Wikipedia
In differential geometry, a k-noid is a minimal surface with k catenoid openings. In particular, the 3-noid is often called trinoid. The first k-noid minimal surfaces were described by Jorge and Meeks in 1983.
The term k-noid and trinoid is also sometimes used for constant mean curvature surfaces, especially branched versions of the unduloid ("triunduloids").

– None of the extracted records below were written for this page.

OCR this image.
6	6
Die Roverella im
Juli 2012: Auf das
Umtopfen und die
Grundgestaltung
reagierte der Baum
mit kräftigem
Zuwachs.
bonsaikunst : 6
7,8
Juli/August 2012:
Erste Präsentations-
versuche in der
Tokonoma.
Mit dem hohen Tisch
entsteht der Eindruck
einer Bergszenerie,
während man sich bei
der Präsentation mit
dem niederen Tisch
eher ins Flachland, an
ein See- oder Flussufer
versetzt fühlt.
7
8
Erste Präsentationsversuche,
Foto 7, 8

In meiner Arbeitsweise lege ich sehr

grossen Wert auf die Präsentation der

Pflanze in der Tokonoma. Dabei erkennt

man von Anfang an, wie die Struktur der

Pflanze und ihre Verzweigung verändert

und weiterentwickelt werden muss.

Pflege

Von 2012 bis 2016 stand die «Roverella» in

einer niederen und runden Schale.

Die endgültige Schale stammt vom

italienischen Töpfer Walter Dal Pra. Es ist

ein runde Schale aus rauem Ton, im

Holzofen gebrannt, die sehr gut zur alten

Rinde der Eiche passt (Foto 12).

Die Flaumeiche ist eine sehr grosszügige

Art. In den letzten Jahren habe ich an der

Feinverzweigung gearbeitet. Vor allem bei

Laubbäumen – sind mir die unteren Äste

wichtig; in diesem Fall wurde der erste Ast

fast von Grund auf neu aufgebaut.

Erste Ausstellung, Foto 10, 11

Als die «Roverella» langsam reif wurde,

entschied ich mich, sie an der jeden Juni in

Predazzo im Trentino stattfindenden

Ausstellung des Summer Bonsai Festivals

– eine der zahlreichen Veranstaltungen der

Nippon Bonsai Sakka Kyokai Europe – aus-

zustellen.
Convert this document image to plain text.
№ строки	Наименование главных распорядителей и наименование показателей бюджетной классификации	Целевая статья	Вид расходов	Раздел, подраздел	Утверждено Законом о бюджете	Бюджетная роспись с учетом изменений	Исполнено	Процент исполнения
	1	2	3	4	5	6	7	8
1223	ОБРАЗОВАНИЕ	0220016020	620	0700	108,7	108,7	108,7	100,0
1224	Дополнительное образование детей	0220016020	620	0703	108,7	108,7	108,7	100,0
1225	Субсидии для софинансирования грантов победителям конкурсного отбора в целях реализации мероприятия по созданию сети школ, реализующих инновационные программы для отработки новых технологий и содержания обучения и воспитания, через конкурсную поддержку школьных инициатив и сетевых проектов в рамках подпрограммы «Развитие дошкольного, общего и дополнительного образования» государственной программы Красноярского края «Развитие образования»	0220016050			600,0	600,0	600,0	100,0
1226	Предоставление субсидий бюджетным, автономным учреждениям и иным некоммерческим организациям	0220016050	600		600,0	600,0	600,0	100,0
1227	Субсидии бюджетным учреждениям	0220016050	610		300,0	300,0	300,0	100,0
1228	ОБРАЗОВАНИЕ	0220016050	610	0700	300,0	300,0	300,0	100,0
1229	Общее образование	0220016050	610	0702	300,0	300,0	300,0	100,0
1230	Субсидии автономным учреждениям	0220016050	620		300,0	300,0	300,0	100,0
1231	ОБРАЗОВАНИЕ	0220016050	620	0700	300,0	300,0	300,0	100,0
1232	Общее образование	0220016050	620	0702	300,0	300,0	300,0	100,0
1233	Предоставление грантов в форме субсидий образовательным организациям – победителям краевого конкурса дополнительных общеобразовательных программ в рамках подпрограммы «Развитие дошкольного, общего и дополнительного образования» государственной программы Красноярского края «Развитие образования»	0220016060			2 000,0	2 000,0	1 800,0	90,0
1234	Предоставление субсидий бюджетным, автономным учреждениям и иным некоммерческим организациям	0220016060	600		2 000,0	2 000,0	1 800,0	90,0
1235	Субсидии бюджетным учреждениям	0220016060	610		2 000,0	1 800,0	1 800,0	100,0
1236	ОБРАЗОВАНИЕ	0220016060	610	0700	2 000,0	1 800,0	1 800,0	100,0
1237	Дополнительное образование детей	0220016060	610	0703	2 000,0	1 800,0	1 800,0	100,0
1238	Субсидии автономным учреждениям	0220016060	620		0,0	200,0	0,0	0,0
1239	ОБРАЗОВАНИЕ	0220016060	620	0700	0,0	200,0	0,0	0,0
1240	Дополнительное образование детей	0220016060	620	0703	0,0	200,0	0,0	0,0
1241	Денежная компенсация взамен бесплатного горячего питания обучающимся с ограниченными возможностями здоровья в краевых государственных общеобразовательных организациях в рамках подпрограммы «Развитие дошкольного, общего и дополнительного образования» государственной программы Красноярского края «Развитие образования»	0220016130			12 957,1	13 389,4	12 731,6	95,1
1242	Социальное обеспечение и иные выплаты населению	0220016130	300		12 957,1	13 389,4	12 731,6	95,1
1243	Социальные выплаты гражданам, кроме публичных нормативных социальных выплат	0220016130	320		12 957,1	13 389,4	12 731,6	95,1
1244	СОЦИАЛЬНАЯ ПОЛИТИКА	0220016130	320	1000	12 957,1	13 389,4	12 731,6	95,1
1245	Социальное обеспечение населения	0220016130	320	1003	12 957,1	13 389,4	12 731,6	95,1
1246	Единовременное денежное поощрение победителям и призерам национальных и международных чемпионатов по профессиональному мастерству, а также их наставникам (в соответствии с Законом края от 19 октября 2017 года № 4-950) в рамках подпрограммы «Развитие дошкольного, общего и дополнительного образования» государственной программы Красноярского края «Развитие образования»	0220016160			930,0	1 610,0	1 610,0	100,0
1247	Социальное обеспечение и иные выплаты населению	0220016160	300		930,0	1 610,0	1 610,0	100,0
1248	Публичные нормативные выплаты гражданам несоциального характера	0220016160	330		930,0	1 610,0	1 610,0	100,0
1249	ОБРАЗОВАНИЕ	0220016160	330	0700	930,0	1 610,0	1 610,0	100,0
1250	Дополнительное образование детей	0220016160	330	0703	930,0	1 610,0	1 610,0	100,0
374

k-noids are topologically equivalent to k-punctured spheres (spheres with k points removed). k-noids with symmetric openings can be generated using the Weierstrass–Enneper parameterization f(z) = 1/(z − 1), g(z) = z . This produces the explicit formula
\begin{align}X(z) = \frac{1}{2} \Re \Bigg\{ \Big(\frac{-1}{kz(z^k-1)} \Big) \Big[ &(k-1)(z^k-1)_2F_1(1,-1/k;(k-1)/k;z^k)\\ & {}-(k-1)z^2(z^k-1)_2F_1(1,1/k;1+1/k;z^k) \\ &{}-kz^k +k+z^2-1 \Big] \Bigg\} \end{align}
\begin{align}Y(z) = \frac{1}{2} \Re \Bigg\{ \Big(\frac{i}{kz(z^k-1)}\Big) \Big[ &(k-1)(z^k-1)_2F_1(1,-1/k;(k-1)/k;z^k) \\ &{}+(k-1)z^2(z^k-1)_2F_1(1,1/k;1+1/k;z^k)\\ & {}-kz^k+k-z^2-1 ) \Big] \Bigg\} \end{align}
Z(z) =\Re \left \{ \frac{1}{k-kz^k} \right\}
where F(a, b; c; z) is the Gaussian hypergeometric function.
It is also possible to create k-noids with openings in different directions and sizes, k-noids corresponding to the platonic solids and k-noids with handles.